Люди на перепутье. Игра с огнем. Жизнь против смерти
Шрифт:
Ондржей овладел собой, однако не смолчал.
— Я бывший улецкий рабочий, — сказал он. — И меня, естественно, интересует, что будет с фабрикой. Мы, солдаты, сражались за новую республику, и эта борьба еще не кончена. Поэтому мы хотим знать, что делается в республике, и вместе со всеми решать ее дела. От этого права мы не отступимся. Мы — народная армия, сударь!
— Да ведь я ничего, ничего… — испугался спесивый господинчик, побледнел и вместе со своим спутником поспешил к другому столу.
— Правильно ответил, молодчина! — пробасил высокий человек, пробираясь между столов к президиуму. — Вот это дело, Ондржей!
Ондржей с удивлением оглянулся и выскочил из-за стола.
— Францек, бродяга, вот так встреча! Откуда ты, дружище?
Никогда прежде Ондржей и Францек не обнимались. Но после стольких лет разлуки не обошлось без крепких объятий. Друзья широко улыбались, отступали, чтобы лучше видеть друг друга, и хлопали один другого по плечу.
— Э-э, что там, все пути ведут в Улы… хоть иной раз и бывают окольные, — проронил Францек со свойственным ему суховатым юмором и по-актерски высоко поднял брови, чуть ли не до самых седых волос. — Я тут орудую уже довольно давно, да только втихую, зато ты прибыл со славой.
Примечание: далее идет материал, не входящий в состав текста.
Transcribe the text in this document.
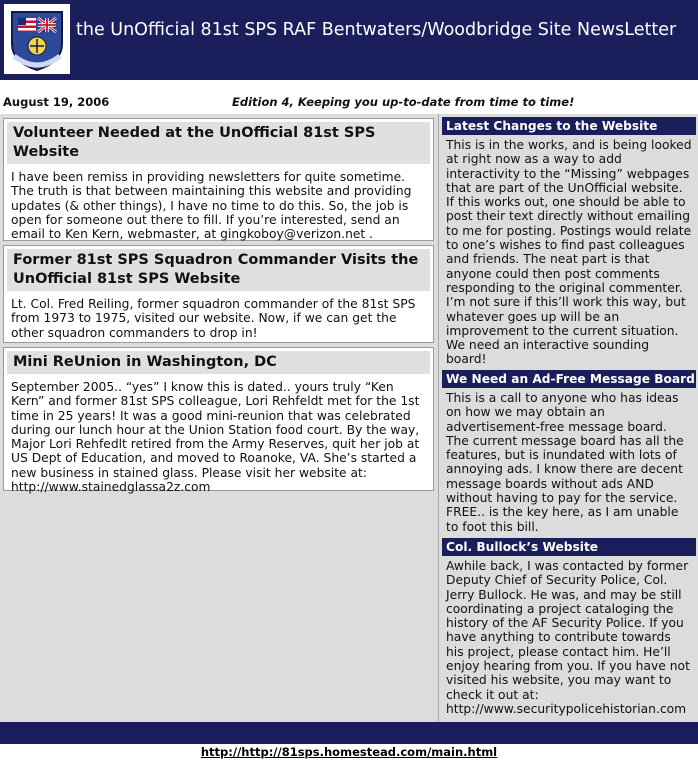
the UnOfficial 81st SPS RAF Bentwaters/Woodbridge Site NewsLetter
August 19, 2006	Edition 4, Keeping you up-to-date from time to time!
Volunteer Needed at the UnOfficial 81st SPS Website
I have been remiss in providing newsletters for quite sometime. The truth is that between maintaining this website and providing updates (& other things), I have no time to do this. So, the job is open for someone out there to fill. If you’re interested, send an email to Ken Kern, webmaster, at gingkoboy@verizon.net .
Former 81st SPS Squadron Commander Visits the UnOfficial 81st SPS Website
Lt. Col. Fred Reiling, former squadron commander of the 81st SPS from 1973 to 1975, visited our website. Now, if we can get the other squadron commanders to drop in!
Mini ReUnion in Washington, DC
September 2005.. “yes” I know this is dated.. yours truly “Ken Kern” and former 81st SPS colleague, Lori Rehfeldt met for the 1st time in 25 years! It was a good mini-reunion that was celebrated during our lunch hour at the Union Station food court. By the way, Major Lori Rehfedlt retired from the Army Reserves, quit her job at US Dept of Education, and moved to Roanoke, VA. She’s started a new business in stained glass. Please visit her website at: http://www.stainedglassa2z.com
Latest Changes to the Website
This is in the works, and is being looked at right now as a way to add interactivity to the “Missing” webpages that are part of the UnOfficial website. If this works out, one should be able to post their text directly without emailing to me for posting. Postings would relate to one’s wishes to find past colleagues and friends. The neat part is that anyone could then post comments responding to the original commenter. I’m not sure if this’ll work this way, but whatever goes up will be an improvement to the current situation. We need an interactive sounding board!
We Need an Ad-Free Message Board
This is a call to anyone who has ideas on how we may obtain an advertisement-free message board. The current message board has all the features, but is inundated with lots of annoying ads. I know there are decent message boards without ads AND without having to pay for the service. FREE.. is the key here, as I am unable to foot this bill.
Col. Bullock’s Website
Awhile back, I was contacted by former Deputy Chief of Security Police, Col. Jerry Bullock. He was, and may be still coordinating a project cataloging the history of the AF Security Police. If you have anything to contribute towards his project, please contact him. He’ll enjoy hearing from you. If you have not visited his website, you may want to check it out at: http://www.securitypolicehistorian.com
http://http://81sps.homestead.com/main.html
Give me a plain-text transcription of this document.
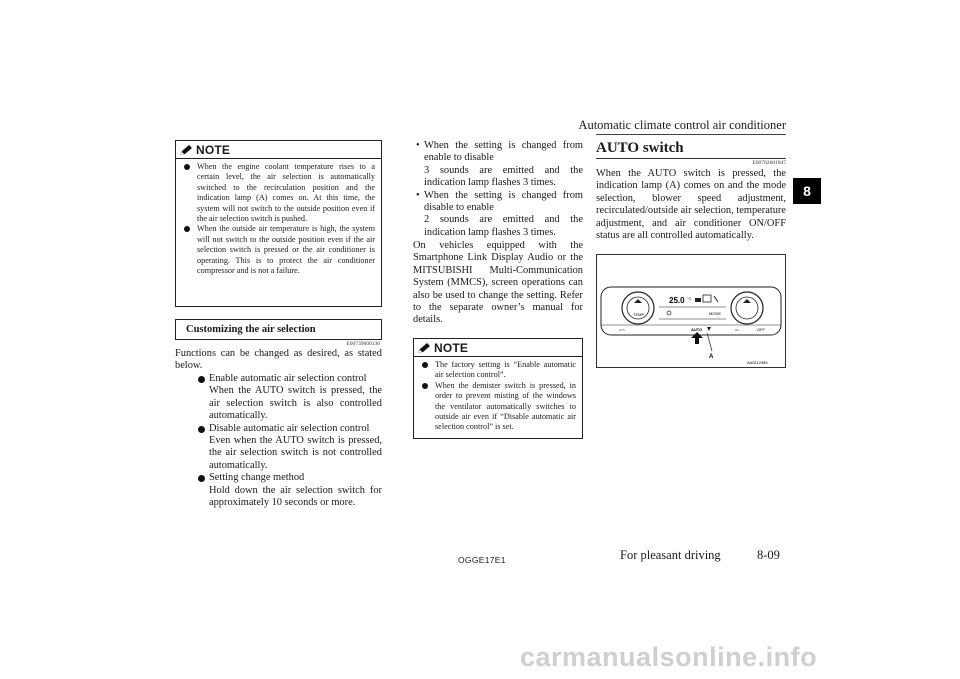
Automatic climate control air conditioner
8
NOTE
When the engine coolant temperature rises to a certain level, the air selection is automatically switched to the recirculation position and the indication lamp (A) comes on. At this time, the system will not switch to the outside position even if the air selection switch is pushed.
When the outside air temperature is high, the system will not switch to the outside position even if the air selection switch is pressed or the air conditioner is operating. This is to protect the air conditioner compressor and is not a failure.
Customizing the air selection
E00739600136
Functions can be changed as desired, as stated below.
Enable automatic air selection control
When the AUTO switch is pressed, the air selection switch is also controlled automatically.
Disable automatic air selection control
Even when the AUTO switch is pressed, the air selection switch is not controlled automatically.
Setting change method
Hold down the air selection switch for approximately 10 seconds or more.
• When the setting is changed from enable to disable
3 sounds are emitted and the indication lamp flashes 3 times.
• When the setting is changed from disable to enable
2 sounds are emitted and the indication lamp flashes 3 times.
On vehicles equipped with the Smartphone Link Display Audio or the MITSUBISHI Multi-Communication System (MMCS), screen operations can also be used to change the setting. Refer to the separate owner’s manual for details.
NOTE
The factory setting is “Enable automatic air selection control”.
When the demister switch is pressed, in order to prevent misting of the windows the ventilator automatically switches to outside air even if “Disable automatic air selection control” is set.
AUTO switch
E00702601047
When the AUTO switch is pressed, the indication lamp (A) comes on and the mode selection, blower speed adjustment, recirculated/outside air selection, temperature adjustment, and air conditioner ON/OFF status are all controlled automatically.
TEMP
25.0 °C
MODE
▭∿	AUTO	▭	OFF
A
AA0112385
OGGE17E1	For pleasant driving	8-09
carmanualsonline.info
Потому-то мы и пригласили тебя на это собрание. Когда собрание кончится, подожди нас, мы готовим на тебя покушение.
Лидка смеялась своими темными, как вишни, глазами — видно, она была посвящена в затею Францека. Но как только началось собрание, она стала серьезной и благоговейно уставилась на президиум, где председательствовал ее «папка», глава Революционного Национального комитета. Какое счастье, что с ним ничего не случилось! Лидка обегала все Улы, искала мужа среди раненых в больнице, в тревоге зашла даже в мертвецкую, но «папки» нигде не было. А Гаека перепугали какие-то тетки, сказав, что эсэсовцы расстреляли Лиду вместе со Штепанеком на лесном кладбище. Гаек как сумасшедший кинулся туда. Там его успокоили наши часовые, сообщив, что солдаты пришли вовремя и все обошлось благополучно. У Гаека отлегло от сердца. Так они гонялись друг за другом, словно играя в жмурки, и наконец столкнулись около восемнадцатого цеха.
— И ты думаешь, он сказал что-нибудь, Ондржей? Нет! Он только пожал мне руку, да так сильно, что я вскрикнула «ой!», погладил Штепку по голове и побежал в цех осматривать станки, какие там еще годятся. Вот ведь работяга, другого такого днем с огнем не сыщешь, — рассказывала Лидка. — И не трус. Знаешь, он с товарищами взрывал тот поезд с боеприпасами…
Лидка очень гордилась Гаеком, а кроме того, в ней, видимо, говорило невинное женское желание показать парню, который ее когда-то бросил, какой у нее хороший муж.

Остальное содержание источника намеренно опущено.